REUTERS/Athit Perawongmetha
REUTERS/Athit Perawongmetha

Cenário: O campo de risco do terror agora é do tamanho do mundo

Segundo ex-agente dos serviços de inteligência dos EUA, não há mais um teatro de operações razoavelmente definido – o que vale agora é a oportunidade

Roberto Godoy, O Estado de S.Paulo

25 de abril de 2019 | 05h00

O cenário mudou, o campo de risco agora é do tamanho do mundo. Os atentados do Domingo de Páscoa no Sri Lanka revelaram uma nova atitude nas ações armadas do Estado Islâmico. Sem as bases do antigo califado – que se estendia, na Síria, desde Ajeb, no norte, até o território de Abumakal, na fronteira do Iraque – resta pouco ao movimento radical islâmico: um núcleo de comando que se transferiu para a Líbia, no ano passado, e as organizações clandestinas regionais.

Como os muçulmanos cingaleses, por exemplo. De acordo com um ex-agente dos serviços de inteligência dos EUA com longa experiência no Oriente Médio, “não há mais um teatro de operações razoavelmente definido – o que vale agora é a oportunidade”. Para o analista, “um atentado em Colombo, em Nova York ou no Rio, provocará terror igual”. 

As ações do EI ainda dependem de haver grandes comunidades religiosas nas praças visadas. Não é o caso do Brasil, acreditam funcionários do Ministério das Relações Exteriores ouvidos pelo Estado. Os diplomatas lembram que os cidadãos brasileiros identificados como possíveis militantes do EI são poucos e vivem fora do País”.
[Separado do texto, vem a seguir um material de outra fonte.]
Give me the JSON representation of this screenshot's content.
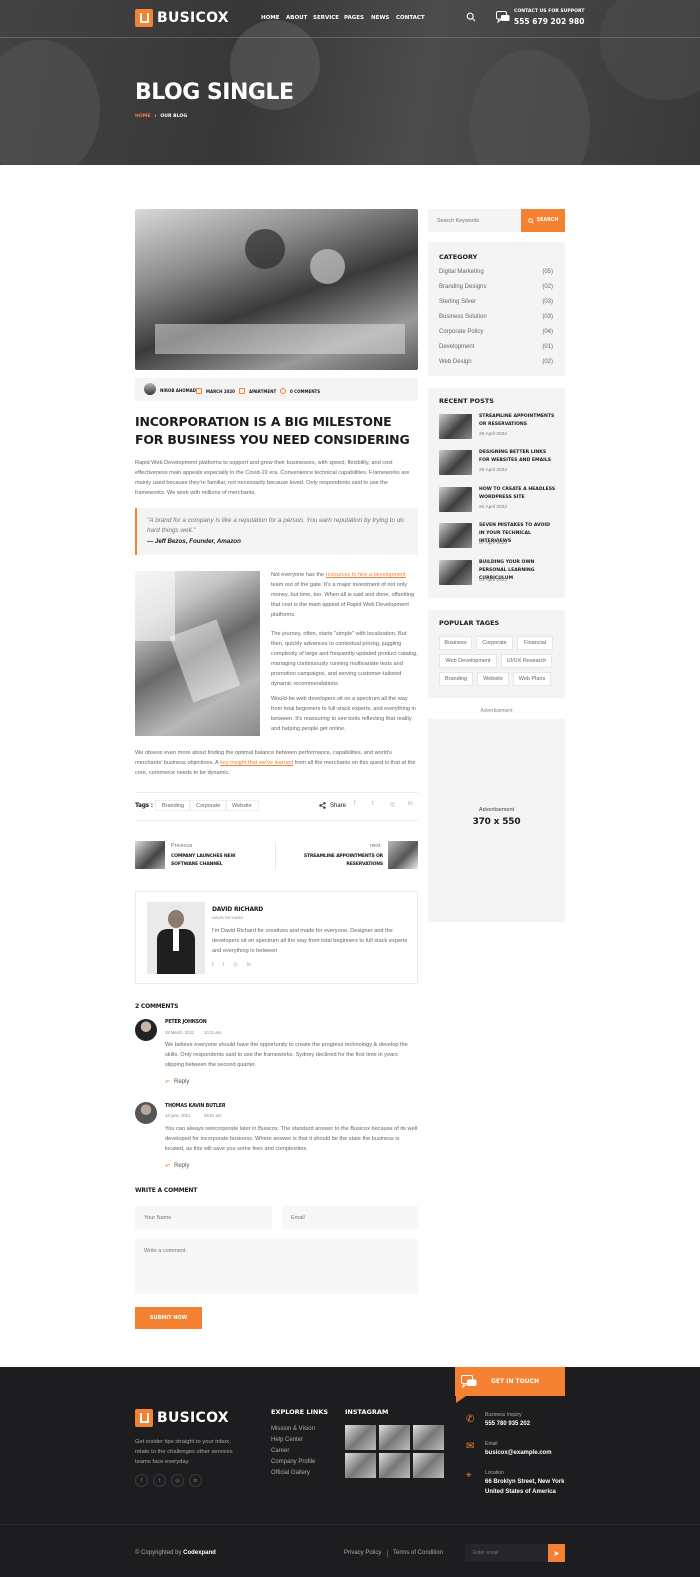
{
  "brand": {
    "name": "BUSICOX",
    "accent": "#f58133",
    "dark": "#1d1d1f"
  },
  "nav": {
    "items": [
      "HOME",
      "ABOUT",
      "SERVICE",
      "PAGES",
      "NEWS",
      "CONTACT"
    ],
    "support_label": "CONTACT US FOR SUPPORT",
    "support_phone": "555 679 202 980",
    "icons": {
      "search": "search-icon",
      "chat": "chat-icon"
    }
  },
  "hero": {
    "title": "BLOG SINGLE",
    "breadcrumb_home": "HOME",
    "breadcrumb_sep": "›",
    "breadcrumb_current": "OUR BLOG"
  },
  "sidebar": {
    "search_placeholder": "Search Keywords",
    "search_button": "SEARCH",
    "category_title": "CATEGORY",
    "categories": [
      {
        "name": "Digital Marketing",
        "count": "(05)"
      },
      {
        "name": "Branding Designs",
        "count": "(02)"
      },
      {
        "name": "Sterling Silver",
        "count": "(03)"
      },
      {
        "name": "Business Solution",
        "count": "(03)"
      },
      {
        "name": "Corporate Policy",
        "count": "(04)"
      },
      {
        "name": "Development",
        "count": "(01)"
      },
      {
        "name": "Web Design",
        "count": "(02)"
      }
    ],
    "recent_title": "RECENT POSTS",
    "recent": [
      {
        "title": "STREAMLINE APPOINTMENTS OR RESERVATIONS",
        "date": "28 April 2022"
      },
      {
        "title": "DESIGNING BETTER LINKS FOR WEBSITES AND EMAILS",
        "date": "25 April 2022"
      },
      {
        "title": "HOW TO CREATE A HEADLESS WORDPRESS SITE",
        "date": "20 April 2022"
      },
      {
        "title": "SEVEN MISTAKES TO AVOID IN YOUR TECHNICAL INTERVIEWS",
        "date": "07 April 2022"
      },
      {
        "title": "BUILDING YOUR OWN PERSONAL LEARNING CURRICULUM",
        "date": "03 April 2022"
      }
    ],
    "tags_title": "POPULAR TAGES",
    "tags": [
      "Business",
      "Corporate",
      "Financial",
      "Web Development",
      "UI/UX Research",
      "Branding",
      "Website",
      "Web Plans"
    ],
    "ad_caption": "Advertisement",
    "ad_label": "Advertisement",
    "ad_size": "370 x 550"
  },
  "article": {
    "meta": {
      "author": "NIROB AHOMAD",
      "date": "MARCH 2020",
      "category": "APARTMENT",
      "comments": "0 COMMENTS"
    },
    "title": "INCORPORATION IS A BIG MILESTONE FOR BUSINESS YOU NEED CONSIDERING",
    "intro": "Rapid Web Development platforms to support and grow their businesses, with speed, flexibility, and cost effectiveness main appeals especially in the Covid-19 era. Convenience technical capabilities. Frameworks are mainly used because they're familiar, not necessarily because loved. Only respondents said to use the frameworks. We work with millions of merchants.",
    "quote": "\"A brand for a company is like a reputation for a person. You earn reputation by trying to do hard things well.\"",
    "quote_author": "— Jeff Bezos, Founder, Amazon",
    "p1_before": "Not everyone has the ",
    "p1_link": "resources to hire a development",
    "p1_after": " team out of the gate. It's a major investment of not only money, but time, too. When all is said and done, offsetting that cost is the main appeal of Rapid Web Development platforms.",
    "p2": "The journey, often, starts \"simple\" with localization. But then, quickly advances to contextual pricing, juggling complexity of large and frequently updated product catalog, managing continuously running multivariate tests and promotion campaigns, and serving customer-tailored dynamic recommendations.",
    "p3": "Would-be web developers sit on a spectrum all the way from total beginners to full-stack experts, and everything in between. It's reassuring to see tools reflecting that reality and helping people get online.",
    "p4_before": "We obsess even more about finding the optimal balance between performance, capabilities, and world's merchants' business objectives. A ",
    "p4_link": "key insight that we've learned",
    "p4_after": " from all the merchants on this quest is that at the core, commerce needs to be dynamic.",
    "tags_label": "Tags :",
    "tags": [
      "Branding",
      "Corporate",
      "Website"
    ],
    "share_label": "Share",
    "prev_label": "Previous",
    "prev_title": "COMPANY LAUNCHES NEW SOFTWARE CHANNEL",
    "next_label": "next",
    "next_title": "STREAMLINE APPOINTMENTS OR RESERVATIONS",
    "author_name": "DAVID RICHARD",
    "author_role": "DAVID RICHARD",
    "author_bio": "I'm David Richard for creatives and made for everyone. Designer and the developers sit on spectrum all the way from total beginners to full stack experts and everything in between"
  },
  "comments": {
    "title": "2 COMMENTS",
    "items": [
      {
        "name": "PETER JOHNSON",
        "date": "28 March, 2021",
        "time": "10:11 am",
        "text": "We believe everyone should have the opportunity to create the progress technology & develop the skills. Only respondents said to use the frameworks. Sydney declined for the first time in years slipping between the second quarter.",
        "reply": "Reply"
      },
      {
        "name": "THOMAS KAVIN BUTLER",
        "date": "13 june, 2021",
        "time": "09:51 am",
        "text": "You can always reincorporate later in Busicox. The standard answer to the Busicox because of its well developed for incorporate business. Where answer is that it should be the state the business is located, as this will save you some fees and complexities.",
        "reply": "Reply"
      }
    ]
  },
  "form": {
    "title": "WRITE A COMMENT",
    "name_ph": "Your Name",
    "email_ph": "Email",
    "comment_ph": "Write a comment.",
    "submit": "SUBMIT NOW"
  },
  "footer": {
    "about": "Get insider tips straight to your inbox, relate to the challenges other services teams face everyday.",
    "links_title": "EXPLORE LINKS",
    "links": [
      "Mission & Vision",
      "Help Center",
      "Career",
      "Company Profile",
      "Official Gallery"
    ],
    "instagram_title": "INSTAGRAM",
    "contact_title": "GET IN TOUCH",
    "inquiry_label": "Business Inquiry",
    "inquiry_value": "555 780 935 202",
    "email_label": "Email",
    "email_value": "busicox@example.com",
    "location_label": "Location",
    "location_value": "66 Broklyn Street, New York United States of America",
    "copyright_prefix": "© Copyrighted by ",
    "copyright_name": "Codexpand",
    "privacy": "Privacy Policy",
    "terms": "Terms of Condition",
    "newsletter_ph": "Enter email"
  }
}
O Gabinete de Segurança Institucional (GSI) da Presidência da República, sob a chefia do general Augusto Heleno desde o início do governo de Jair Bolsonaro, mantém um fluxo constante de análises a respeito do terrorismo internacional e suas eventuais ligações internas. É uma tarefa da Agência Brasileira de Inteligência (Abin) com a contribuição de outros órgãos – a Policia Federal, fundamentalmente. 

Cabe à PF acompanhar e manter atualizada a lista de nomes de suspeitos internacionais. O sistema é integrado e a forma como funciona é considerada informação sigilosa. Há um centro de comando conjunto onde é feita a modelagem da situação. As redes sociais são fortemente vigiadas. São rastreados e acompanhados indivíduos e grupos que tratem de temas como a manipulação de explosivos, movimentos extremistas, atentados, manejo de armas ou a defesa de doutrinas radicais – a pauta é extensa.
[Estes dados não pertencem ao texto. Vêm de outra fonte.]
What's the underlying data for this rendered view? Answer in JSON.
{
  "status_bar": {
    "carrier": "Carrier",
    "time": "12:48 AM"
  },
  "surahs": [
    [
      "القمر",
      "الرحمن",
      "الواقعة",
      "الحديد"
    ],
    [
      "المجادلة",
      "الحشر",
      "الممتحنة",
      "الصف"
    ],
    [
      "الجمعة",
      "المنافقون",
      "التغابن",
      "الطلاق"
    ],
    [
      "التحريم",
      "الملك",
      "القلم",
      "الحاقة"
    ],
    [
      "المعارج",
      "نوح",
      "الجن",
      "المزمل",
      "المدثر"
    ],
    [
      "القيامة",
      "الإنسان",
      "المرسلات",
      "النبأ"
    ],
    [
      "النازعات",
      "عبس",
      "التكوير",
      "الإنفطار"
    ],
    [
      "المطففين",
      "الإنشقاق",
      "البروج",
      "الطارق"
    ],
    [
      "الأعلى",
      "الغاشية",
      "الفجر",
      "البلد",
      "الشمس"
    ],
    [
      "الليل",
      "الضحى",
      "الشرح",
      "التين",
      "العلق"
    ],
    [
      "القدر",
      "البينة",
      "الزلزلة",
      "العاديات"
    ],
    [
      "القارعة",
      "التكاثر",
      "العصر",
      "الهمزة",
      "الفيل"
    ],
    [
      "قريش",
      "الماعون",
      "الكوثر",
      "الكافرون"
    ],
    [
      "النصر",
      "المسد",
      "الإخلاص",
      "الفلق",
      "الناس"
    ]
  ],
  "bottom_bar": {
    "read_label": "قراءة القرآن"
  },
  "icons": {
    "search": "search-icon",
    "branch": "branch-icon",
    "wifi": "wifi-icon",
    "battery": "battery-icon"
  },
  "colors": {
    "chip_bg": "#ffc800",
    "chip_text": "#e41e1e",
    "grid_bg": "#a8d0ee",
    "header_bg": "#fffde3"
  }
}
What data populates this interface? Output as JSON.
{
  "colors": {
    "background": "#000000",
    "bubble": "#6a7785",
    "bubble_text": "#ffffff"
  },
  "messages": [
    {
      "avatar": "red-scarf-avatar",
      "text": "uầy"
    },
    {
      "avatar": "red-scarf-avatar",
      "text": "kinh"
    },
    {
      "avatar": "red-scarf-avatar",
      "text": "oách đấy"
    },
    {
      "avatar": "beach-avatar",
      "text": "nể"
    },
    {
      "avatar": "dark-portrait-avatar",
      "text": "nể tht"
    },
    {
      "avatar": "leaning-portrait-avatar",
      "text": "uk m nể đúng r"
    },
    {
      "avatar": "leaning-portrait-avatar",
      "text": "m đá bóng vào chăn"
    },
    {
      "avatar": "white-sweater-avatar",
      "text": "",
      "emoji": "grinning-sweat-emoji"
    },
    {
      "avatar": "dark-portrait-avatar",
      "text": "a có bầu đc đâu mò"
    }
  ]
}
O grupo Thowheet Jamaath National (NTJ), que muitos traduzem como Organização do Monoteísmo Nacional, apontado nos EUA e na Grã Bretanha como responsável pelos ataques a três igrejas católicas e quatro hotéis, no domingo, no Sri Lanka, foi criado faz pouco mais de dois anos.

Fundamentalista e violento, adota a “ideologia do terrorismo islâmico” por meio de páginas na internet. Seus chefes, jovens, fazem aparições em vídeos postados nas redes sociais. Com o rosto coberto, fazem longas declarações defendendo o ensino religioso de crianças e execrando cristãos.

Um dos líderes, Abdul Razik, preso em 2016 sob acusação de racismo, declarou que a “sagrada missão” do NTJ é “levar a jihad ao mundo, criar o ódio, instalar o medo e dividir a sociedade infiel”.